Çocuklarımızı geleneklerimizle yetiştirelim

Süheyla Uysal, konuklara çocukların yetiştirilmesiyle ilgili şu tavsiyelerde bulundu: “Benim neslimin anne babaları çocuklarına hep ders çalıştırdı.  Böyle olunca çocuk saygıyı bilmiyor, töreyi bilmiyor, yemeği bilmiyor. Babaya saygıyı bilmiyor. Bir tek ders çalışmayı biliyor. Büyükşehirlerde parasızlık var, boşanmalar var. Şimdi okullarda esrar, alkol, cinsellik her şey var. Biz bu çocuklarımızı geleneklerimizle birlikte büyütmeliydik. Çocuklarımızı geleneklerimizle yetiştirelim.

Kötü diye diye ülkemizden soğuduk

“Türkiye nin en iyi üniversitesinde, çeşitli ödüller alarak okudum. Ama bizim ülkemizin dürümcüsü, anneannesi, bakkalı kadar bilgili değilim.” diyen Özgür Uysal da, eğitim sistemindeki yanlışlıklara değinerek, şöyle devam etti: “ Öyle bir eğitim gördük ki, içi boş pek çok şeyi, çok iyi öğrendik. Ama anneannelerimizin, dedelerimizin yaptığı pek çok şeyi bilmiyorduk.
Bize şu öğretiliyordu: Sen kendini kurtar. Mümkünse yurt dışına git. Bu ülke çok kötü.  İnsanları çok kötü. Bize her şeyim kötü olduğu öğretildi. Burası Türkiye, diye, diye bu ülkenin çocukları vatanlarından soğudular. Kendi ellerimizle, tarihimizin mirasından hiç bir şey koklatmadan çocuklarımızı büyütüyoruz.  Uysal, gençlik nereye gidiyor, sorusuna ise şu cevabı veriyor: “Belli alanlarda ayağa kalkmaya başladık. Artık bizim gençlerimiz, keman ve piyono ile birlikte sazı da çalmaya başladılar. Özümüze dönmeye başladık.”

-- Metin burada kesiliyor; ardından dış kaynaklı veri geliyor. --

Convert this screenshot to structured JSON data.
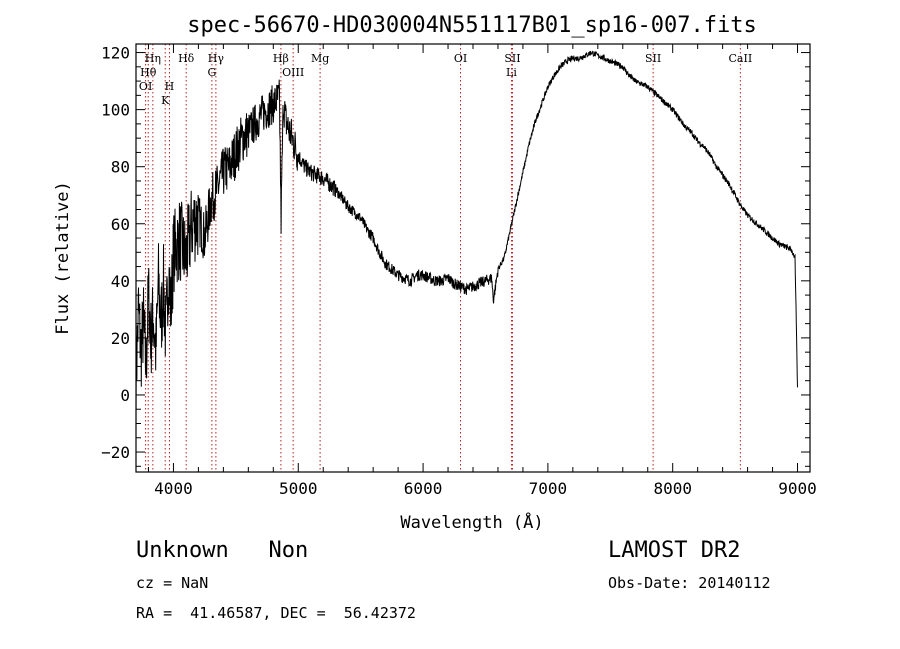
{
  "chart_data": {
    "type": "line",
    "title": "spec-56670-HD030004N551117B01_sp16-007.fits",
    "xlabel": "Wavelength (Å)",
    "ylabel": "Flux (relative)",
    "xlim": [
      3700,
      9100
    ],
    "ylim": [
      -27,
      123
    ],
    "xticks": [
      {
        "value": 4000,
        "label": "4000"
      },
      {
        "value": 5000,
        "label": "5000"
      },
      {
        "value": 6000,
        "label": "6000"
      },
      {
        "value": 7000,
        "label": "7000"
      },
      {
        "value": 8000,
        "label": "8000"
      },
      {
        "value": 9000,
        "label": "9000"
      }
    ],
    "yticks": [
      {
        "value": -20,
        "label": "−20"
      },
      {
        "value": 0,
        "label": "0"
      },
      {
        "value": 20,
        "label": "20"
      },
      {
        "value": 40,
        "label": "40"
      },
      {
        "value": 60,
        "label": "60"
      },
      {
        "value": 80,
        "label": "80"
      },
      {
        "value": 100,
        "label": "100"
      },
      {
        "value": 120,
        "label": "120"
      }
    ],
    "grid": false,
    "series": [
      {
        "x": [
          3700,
          3720,
          3740,
          3760,
          3780,
          3800,
          3820,
          3840,
          3860,
          3880,
          3900,
          3920,
          3940,
          3960,
          3980,
          4000,
          4050,
          4100,
          4150,
          4200,
          4250,
          4300,
          4350,
          4400,
          4450,
          4500,
          4550,
          4600,
          4650,
          4700,
          4750,
          4800,
          4850,
          4862,
          4880,
          4900,
          4950,
          5000,
          5050,
          5100,
          5150,
          5200,
          5250,
          5300,
          5350,
          5400,
          5450,
          5500,
          5550,
          5600,
          5650,
          5700,
          5750,
          5800,
          5850,
          5900,
          5950,
          6000,
          6050,
          6100,
          6150,
          6200,
          6250,
          6300,
          6350,
          6400,
          6450,
          6500,
          6550,
          6563,
          6600,
          6650,
          6700,
          6750,
          6800,
          6850,
          6900,
          6950,
          7000,
          7050,
          7100,
          7150,
          7200,
          7250,
          7300,
          7350,
          7400,
          7450,
          7500,
          7550,
          7600,
          7650,
          7700,
          7750,
          7800,
          7850,
          7900,
          7950,
          8000,
          8050,
          8100,
          8150,
          8200,
          8250,
          8300,
          8350,
          8400,
          8450,
          8500,
          8550,
          8600,
          8650,
          8700,
          8750,
          8800,
          8850,
          8900,
          8950,
          8980,
          9000
        ],
        "y": [
          5,
          30,
          15,
          25,
          10,
          35,
          20,
          28,
          15,
          40,
          25,
          38,
          20,
          45,
          30,
          50,
          55,
          48,
          60,
          62,
          55,
          68,
          72,
          78,
          80,
          85,
          90,
          92,
          95,
          98,
          100,
          102,
          104,
          60,
          103,
          96,
          90,
          84,
          80,
          78,
          77,
          76,
          74,
          72,
          69,
          66,
          64,
          62,
          58,
          55,
          50,
          46,
          44,
          42,
          41,
          40,
          42,
          42,
          41,
          40,
          40,
          41,
          39,
          38,
          37,
          38,
          39,
          40,
          41,
          33,
          44,
          48,
          58,
          68,
          78,
          88,
          96,
          102,
          108,
          112,
          115,
          117,
          118,
          118,
          119,
          120,
          119,
          118,
          117,
          116,
          115,
          112,
          110,
          109,
          108,
          106,
          104,
          102,
          100,
          97,
          94,
          92,
          89,
          87,
          84,
          80,
          77,
          74,
          70,
          66,
          63,
          61,
          59,
          57,
          55,
          53,
          52,
          51,
          48,
          2
        ]
      }
    ],
    "lines": [
      {
        "label": "Hη",
        "x": 3835
      },
      {
        "label": "Hθ",
        "x": 3798
      },
      {
        "label": "OI",
        "x": 3777
      },
      {
        "label": "Hδ",
        "x": 4102
      },
      {
        "label": "H",
        "x": 3968
      },
      {
        "label": "K",
        "x": 3934
      },
      {
        "label": "Hγ",
        "x": 4340
      },
      {
        "label": "G",
        "x": 4308
      },
      {
        "label": "Hβ",
        "x": 4861
      },
      {
        "label": "OIII",
        "x": 4959
      },
      {
        "label": "Mg",
        "x": 5175
      },
      {
        "label": "OI",
        "x": 6300
      },
      {
        "label": "SII",
        "x": 6716
      },
      {
        "label": "Li",
        "x": 6708
      },
      {
        "label": "SII",
        "x": 7843
      },
      {
        "label": "CaII",
        "x": 8542
      }
    ]
  },
  "info": {
    "classification": "Unknown   Non",
    "survey": "LAMOST DR2",
    "redshift": "cz = NaN",
    "obs_date": "Obs-Date: 20140112",
    "coords": "RA =  41.46587, DEC =  56.42372"
  }
}
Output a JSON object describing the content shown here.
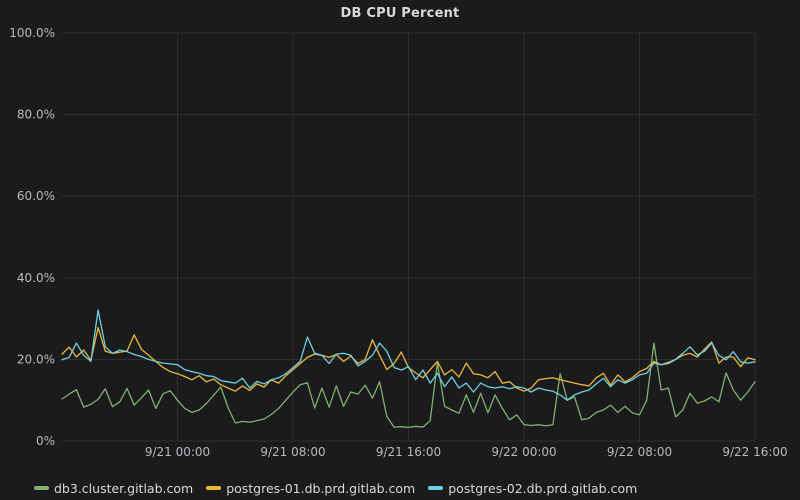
{
  "panel": {
    "title": "DB CPU Percent"
  },
  "colors": {
    "background": "#1b1b1d",
    "grid": "#2e2f31",
    "tick_text": "#b7babd",
    "title_text": "#d8d9da",
    "legend_text": "#d8d9da"
  },
  "chart_data": {
    "type": "line",
    "title": "DB CPU Percent",
    "xlabel": "",
    "ylabel": "",
    "ylim": [
      0,
      100
    ],
    "grid": true,
    "legend_position": "bottom-left",
    "y_ticks": [
      {
        "value": 0,
        "label": "0%"
      },
      {
        "value": 20,
        "label": "20.0%"
      },
      {
        "value": 40,
        "label": "40.0%"
      },
      {
        "value": 60,
        "label": "60.0%"
      },
      {
        "value": 80,
        "label": "80.0%"
      },
      {
        "value": 100,
        "label": "100.0%"
      }
    ],
    "x_range_hours": [
      0,
      48
    ],
    "x_start_time": "9/20 16:00",
    "sample_interval_minutes": 30,
    "x_ticks": [
      {
        "hour": 8,
        "label": "9/21 00:00"
      },
      {
        "hour": 16,
        "label": "9/21 08:00"
      },
      {
        "hour": 24,
        "label": "9/21 16:00"
      },
      {
        "hour": 32,
        "label": "9/22 00:00"
      },
      {
        "hour": 40,
        "label": "9/22 08:00"
      },
      {
        "hour": 48,
        "label": "9/22 16:00"
      }
    ],
    "series": [
      {
        "name": "db3.cluster.gitlab.com",
        "color": "#7eb26d",
        "values": [
          10.3,
          11.5,
          12.6,
          8.3,
          9.0,
          10.2,
          12.8,
          8.4,
          9.6,
          12.9,
          8.8,
          10.6,
          12.5,
          8.0,
          11.6,
          12.3,
          10.0,
          8.0,
          7.0,
          7.6,
          9.2,
          11.2,
          13.2,
          8.2,
          4.4,
          4.8,
          4.6,
          5.0,
          5.4,
          6.5,
          8.0,
          10.0,
          12.0,
          13.8,
          14.3,
          8.1,
          13.0,
          8.3,
          13.5,
          8.5,
          12.0,
          11.5,
          13.7,
          10.5,
          14.5,
          6.0,
          3.4,
          3.5,
          3.3,
          3.6,
          3.4,
          5.0,
          19.1,
          8.5,
          7.6,
          6.8,
          11.3,
          7.0,
          11.7,
          6.9,
          11.3,
          8.0,
          5.2,
          6.4,
          4.0,
          3.8,
          4.0,
          3.7,
          4.0,
          16.5,
          10.0,
          10.8,
          5.2,
          5.6,
          7.0,
          7.6,
          8.8,
          7.0,
          8.5,
          6.9,
          6.4,
          10.0,
          24.0,
          12.5,
          13.0,
          5.9,
          7.6,
          11.7,
          9.3,
          9.8,
          10.8,
          9.6,
          16.7,
          12.5,
          10.0,
          12.0,
          14.5
        ]
      },
      {
        "name": "postgres-01.db.prd.gitlab.com",
        "color": "#eab839",
        "values": [
          21.3,
          23.0,
          20.6,
          22.3,
          19.8,
          27.8,
          22.0,
          21.5,
          21.8,
          22.0,
          26.0,
          22.5,
          21.0,
          19.5,
          18.0,
          17.0,
          16.5,
          15.8,
          15.0,
          16.0,
          14.5,
          15.2,
          13.8,
          13.0,
          12.2,
          13.5,
          12.4,
          14.0,
          13.2,
          15.0,
          14.2,
          16.0,
          17.5,
          19.0,
          20.5,
          21.3,
          21.0,
          20.5,
          21.2,
          19.5,
          20.8,
          19.0,
          20.0,
          24.8,
          21.0,
          17.5,
          19.0,
          21.8,
          18.0,
          16.7,
          15.5,
          17.5,
          19.5,
          16.2,
          17.5,
          15.7,
          19.1,
          16.5,
          16.2,
          15.5,
          17.0,
          14.2,
          14.5,
          13.0,
          12.2,
          13.0,
          15.0,
          15.3,
          15.5,
          15.0,
          14.6,
          14.2,
          13.8,
          13.5,
          15.5,
          16.6,
          13.7,
          16.2,
          14.5,
          15.5,
          17.0,
          17.8,
          19.5,
          18.7,
          19.0,
          20.0,
          21.0,
          21.5,
          20.6,
          22.5,
          24.3,
          19.1,
          20.6,
          20.6,
          18.2,
          20.4,
          19.9
        ]
      },
      {
        "name": "postgres-02.db.prd.gitlab.com",
        "color": "#6ed0e0",
        "values": [
          19.9,
          20.5,
          24.0,
          21.0,
          19.5,
          32.1,
          23.1,
          21.5,
          22.3,
          21.9,
          21.2,
          20.7,
          20.0,
          19.5,
          19.1,
          18.9,
          18.7,
          17.5,
          17.0,
          16.6,
          16.0,
          15.8,
          14.8,
          14.5,
          14.2,
          15.4,
          13.0,
          14.6,
          14.0,
          15.0,
          15.5,
          16.5,
          18.0,
          19.5,
          25.5,
          21.5,
          21.0,
          19.0,
          21.3,
          21.5,
          21.0,
          18.4,
          19.5,
          21.0,
          24.0,
          22.0,
          18.0,
          17.4,
          18.2,
          15.0,
          17.4,
          14.2,
          16.6,
          13.3,
          15.7,
          13.0,
          14.2,
          12.0,
          14.2,
          13.3,
          13.0,
          13.3,
          12.8,
          13.3,
          13.0,
          12.0,
          13.0,
          12.5,
          12.2,
          11.3,
          10.0,
          11.3,
          12.0,
          12.5,
          14.0,
          15.4,
          13.3,
          15.0,
          14.2,
          15.0,
          16.2,
          16.6,
          19.1,
          18.7,
          19.3,
          20.0,
          21.5,
          23.1,
          21.1,
          22.0,
          24.0,
          21.0,
          19.9,
          21.9,
          19.4,
          19.1,
          19.4
        ]
      }
    ]
  }
}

Tütüncü’den Bahattin Karakoç şiiri

Bahattin Karakoç’un, Ihlamurlar Çiçek Açtığı Zaman, şiirini seslendirerek sohbetin demini artıran Başkan Hakan Tütüncü, Batı mı, Doğu mu, Anadolu mu, bahsiyle ilgili şu değerlendirmeyi yaptı: “Bu toprağın değerlerini konuşuyoruz. Değerlerin konuşulduğu her sohbet bana göre medeniyet sohbetidir. Medeni değerleriniz çok yüksekse orada sizi hayata bağlayan değerlerin de çok ulvi olduğunu söyleyebiliriz. Yüzyıllardan beri ışığın hep doğudan yükseldiğini biliyoruz. Ama maalesef bizim geçmişimizle irtibatımız zayıfladığından kendi tarihimizle, geçmişimizle, medeniyetimizle irtibatımız çok iyi olmadığından, bugün bize zarafet dersi verenler çok ilerdeler, diye düşünüyoruz.  Ama öyle olmadığını biliyoruz.”

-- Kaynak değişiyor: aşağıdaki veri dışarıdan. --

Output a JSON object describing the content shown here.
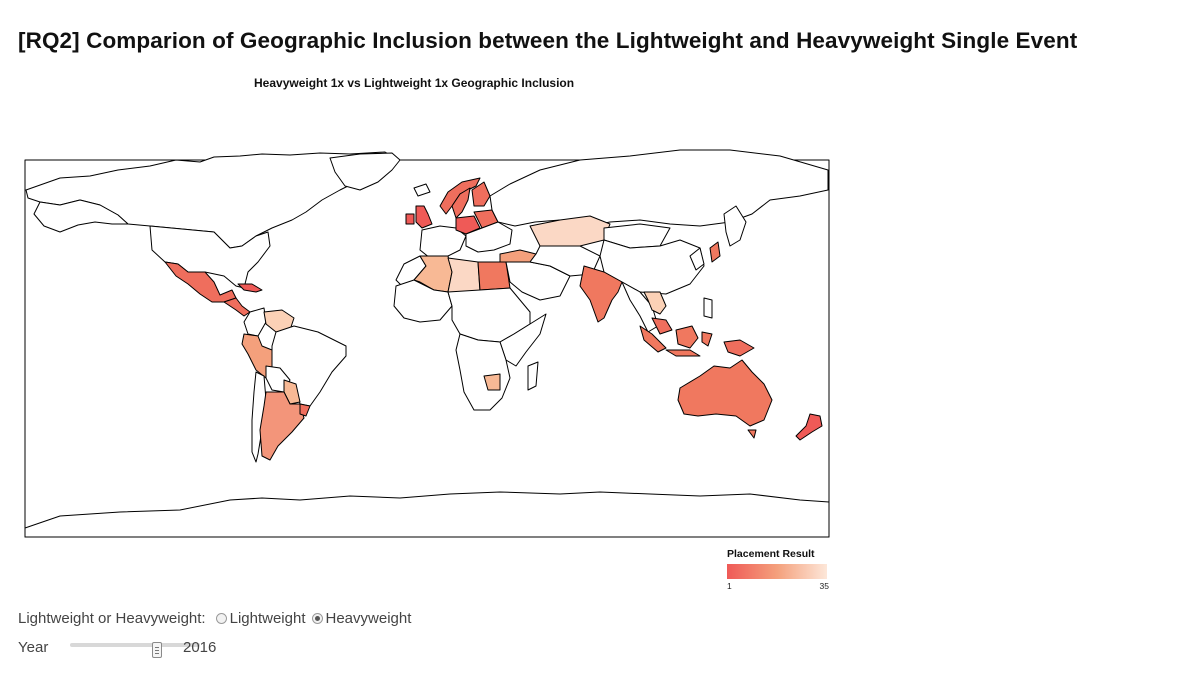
{
  "page": {
    "title": "[RQ2] Comparion of Geographic Inclusion between the Lightweight and Heavyweight Single Event"
  },
  "map": {
    "title": "Heavyweight 1x vs Lightweight 1x Geographic Inclusion",
    "fill_default": "#ffffff",
    "border_color": "#000000",
    "colored_countries": [
      {
        "name": "Mexico",
        "color": "#ef6e5d"
      },
      {
        "name": "Cuba",
        "color": "#ef5a57"
      },
      {
        "name": "Venezuela",
        "color": "#fbd1b6"
      },
      {
        "name": "Peru",
        "color": "#f4a07c"
      },
      {
        "name": "Paraguay",
        "color": "#f8b995"
      },
      {
        "name": "Argentina",
        "color": "#f3957a"
      },
      {
        "name": "Uruguay",
        "color": "#ef6e5d"
      },
      {
        "name": "Norway",
        "color": "#ef6e5d"
      },
      {
        "name": "Sweden",
        "color": "#ef6e5d"
      },
      {
        "name": "Finland",
        "color": "#ef6e5d"
      },
      {
        "name": "Great Britain",
        "color": "#ef5a57"
      },
      {
        "name": "Ireland",
        "color": "#ef5a57"
      },
      {
        "name": "Poland",
        "color": "#ef5a57"
      },
      {
        "name": "Belarus",
        "color": "#ef6e5d"
      },
      {
        "name": "Kazakhstan",
        "color": "#fbd8c5"
      },
      {
        "name": "Algeria",
        "color": "#f8b995"
      },
      {
        "name": "Libya",
        "color": "#fbd8c5"
      },
      {
        "name": "Egypt",
        "color": "#f0785f"
      },
      {
        "name": "Turkey",
        "color": "#f4a07c"
      },
      {
        "name": "India",
        "color": "#f0785f"
      },
      {
        "name": "Thailand",
        "color": "#fbd1b6"
      },
      {
        "name": "Malaysia",
        "color": "#ef6e5d"
      },
      {
        "name": "Indonesia",
        "color": "#f0785f"
      },
      {
        "name": "Australia",
        "color": "#f0785f"
      },
      {
        "name": "New Zealand",
        "color": "#ef5a57"
      },
      {
        "name": "Zimbabwe",
        "color": "#f8b995"
      },
      {
        "name": "Japan",
        "color": "#f0785f"
      }
    ]
  },
  "legend": {
    "title": "Placement Result",
    "min": "1",
    "max": "35",
    "gradient_start": "#ef5a57",
    "gradient_end": "#fde7d9"
  },
  "controls": {
    "weight_label": "Lightweight or Heavyweight:",
    "options": [
      "Lightweight",
      "Heavyweight"
    ],
    "selected": "Heavyweight",
    "year_label": "Year",
    "year_value": "2016"
  }
}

Tütüncü, sohbeti, “Değerlerimizin, geçmişimizin o ışıltılı günlerini zihnimizde yeniden canlandırdık.” Sözleriyle tamamladı.

Kepez Belediyesi Türk Halk Müziği Korosu Şefi Mahmut Özmen’in, sazının eşliğinde Kezban Coşkun, Çağlar Yağız, Hasan Akbaba ve Serhat Uyar, seslendirdikleri türkülerle gönül sohbetini tatlandırdılar.